Clients will ask how to de-identify free text fields. You can’t. If the text is truly free, it could be anything, by definition. But if there’s some known structure, then maybe there’s some practical way to anonymize the data, especially if there’s some tolerance for error.
For example, a program may search for and mask probable names. Such a program would find “Elizabeth” but might fail to find “the queen.” Since there are only a couple queens [1], this would be a privacy breech. Such software would also have false positives, such as masking the name of the ocean liner Queen Elizabeth 2. [2]
Related posts
[1] The Wikipedia list of current sovereign monarchs lists only two women, Queen Elizabeth II of the UK and Queen Margrethe II of Denmark.
[2] The ship, also known as QE2, is Queen Elizabeth 2, while the monarch is Queen Elizabeth II.
There is a nebulous zone of “could be structured” data, where the provenance is known, but the relevance is not, owing to a lack of connection to other data. The challenge is to develop a metadata framework that formalizes those aspects of the “unstructured” data that can be formalized with minimal ambiguity.
In my experience it’s seldom one-way: Old data frequently has to be reconceptualized/reinterpreted to be relevant within an expanded metadata context. And, again in my experience, the net result all to often is: “Damn. This old data is crap.”
> Clients will ask how to de-identify *free text fields*. You can’t. If the text is truly free, it could be anything, by definition. But if there’s some known structure, then maybe there’s some practical way to anonymize the data, especially if there’s some tolerance for error.

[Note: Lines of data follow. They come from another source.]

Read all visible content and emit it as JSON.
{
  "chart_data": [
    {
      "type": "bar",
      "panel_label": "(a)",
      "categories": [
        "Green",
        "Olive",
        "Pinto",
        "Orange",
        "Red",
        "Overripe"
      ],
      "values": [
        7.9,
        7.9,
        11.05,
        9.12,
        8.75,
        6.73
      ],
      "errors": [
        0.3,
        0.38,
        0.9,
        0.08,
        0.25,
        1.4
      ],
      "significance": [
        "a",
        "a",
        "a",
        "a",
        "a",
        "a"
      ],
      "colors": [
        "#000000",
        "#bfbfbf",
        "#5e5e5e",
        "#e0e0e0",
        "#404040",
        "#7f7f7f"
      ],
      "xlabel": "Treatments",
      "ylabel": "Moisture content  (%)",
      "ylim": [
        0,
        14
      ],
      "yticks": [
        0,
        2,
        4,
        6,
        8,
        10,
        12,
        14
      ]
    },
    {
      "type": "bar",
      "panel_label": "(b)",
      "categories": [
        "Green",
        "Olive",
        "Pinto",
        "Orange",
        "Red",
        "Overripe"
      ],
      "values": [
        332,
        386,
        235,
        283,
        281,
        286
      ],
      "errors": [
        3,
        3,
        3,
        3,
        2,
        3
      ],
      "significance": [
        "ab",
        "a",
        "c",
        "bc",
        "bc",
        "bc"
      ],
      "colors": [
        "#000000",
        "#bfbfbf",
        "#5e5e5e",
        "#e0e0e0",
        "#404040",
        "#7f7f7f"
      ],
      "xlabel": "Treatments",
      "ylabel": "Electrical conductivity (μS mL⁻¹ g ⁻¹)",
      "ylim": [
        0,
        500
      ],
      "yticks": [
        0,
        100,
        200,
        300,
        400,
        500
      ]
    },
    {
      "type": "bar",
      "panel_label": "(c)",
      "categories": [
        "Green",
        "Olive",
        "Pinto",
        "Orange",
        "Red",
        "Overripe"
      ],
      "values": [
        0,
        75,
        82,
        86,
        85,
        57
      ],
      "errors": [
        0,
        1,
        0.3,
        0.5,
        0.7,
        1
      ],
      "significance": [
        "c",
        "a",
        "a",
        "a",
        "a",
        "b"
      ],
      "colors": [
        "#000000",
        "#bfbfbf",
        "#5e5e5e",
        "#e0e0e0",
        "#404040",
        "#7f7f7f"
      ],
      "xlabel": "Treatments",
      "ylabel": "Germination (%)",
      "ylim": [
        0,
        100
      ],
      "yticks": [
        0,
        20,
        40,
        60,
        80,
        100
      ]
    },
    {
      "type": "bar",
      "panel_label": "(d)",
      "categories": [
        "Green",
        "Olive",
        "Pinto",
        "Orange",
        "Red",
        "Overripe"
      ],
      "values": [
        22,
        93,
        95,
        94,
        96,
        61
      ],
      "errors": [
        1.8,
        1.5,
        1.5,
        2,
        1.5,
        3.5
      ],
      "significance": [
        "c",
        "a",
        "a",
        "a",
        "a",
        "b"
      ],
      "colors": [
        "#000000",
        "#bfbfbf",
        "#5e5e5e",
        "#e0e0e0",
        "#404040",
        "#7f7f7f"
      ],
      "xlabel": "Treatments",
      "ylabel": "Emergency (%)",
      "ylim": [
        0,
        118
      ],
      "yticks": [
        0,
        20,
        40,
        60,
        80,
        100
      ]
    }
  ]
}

I feel like this is overselling the claim. Consider the following anonymization scheme for free text: replace the field with a constant value, say the empty string. Of course, the client complains. “Oh, you wanted the anonymization to preserve meaningful structure? But you said the field was unstructured.”
Another way of saying this is that there’s a distinction between data with no structure and data with no explicitly stated structure: in the former case, your out of luck, but in the latter case, you can (and need to) figure out a structure for the data from the data.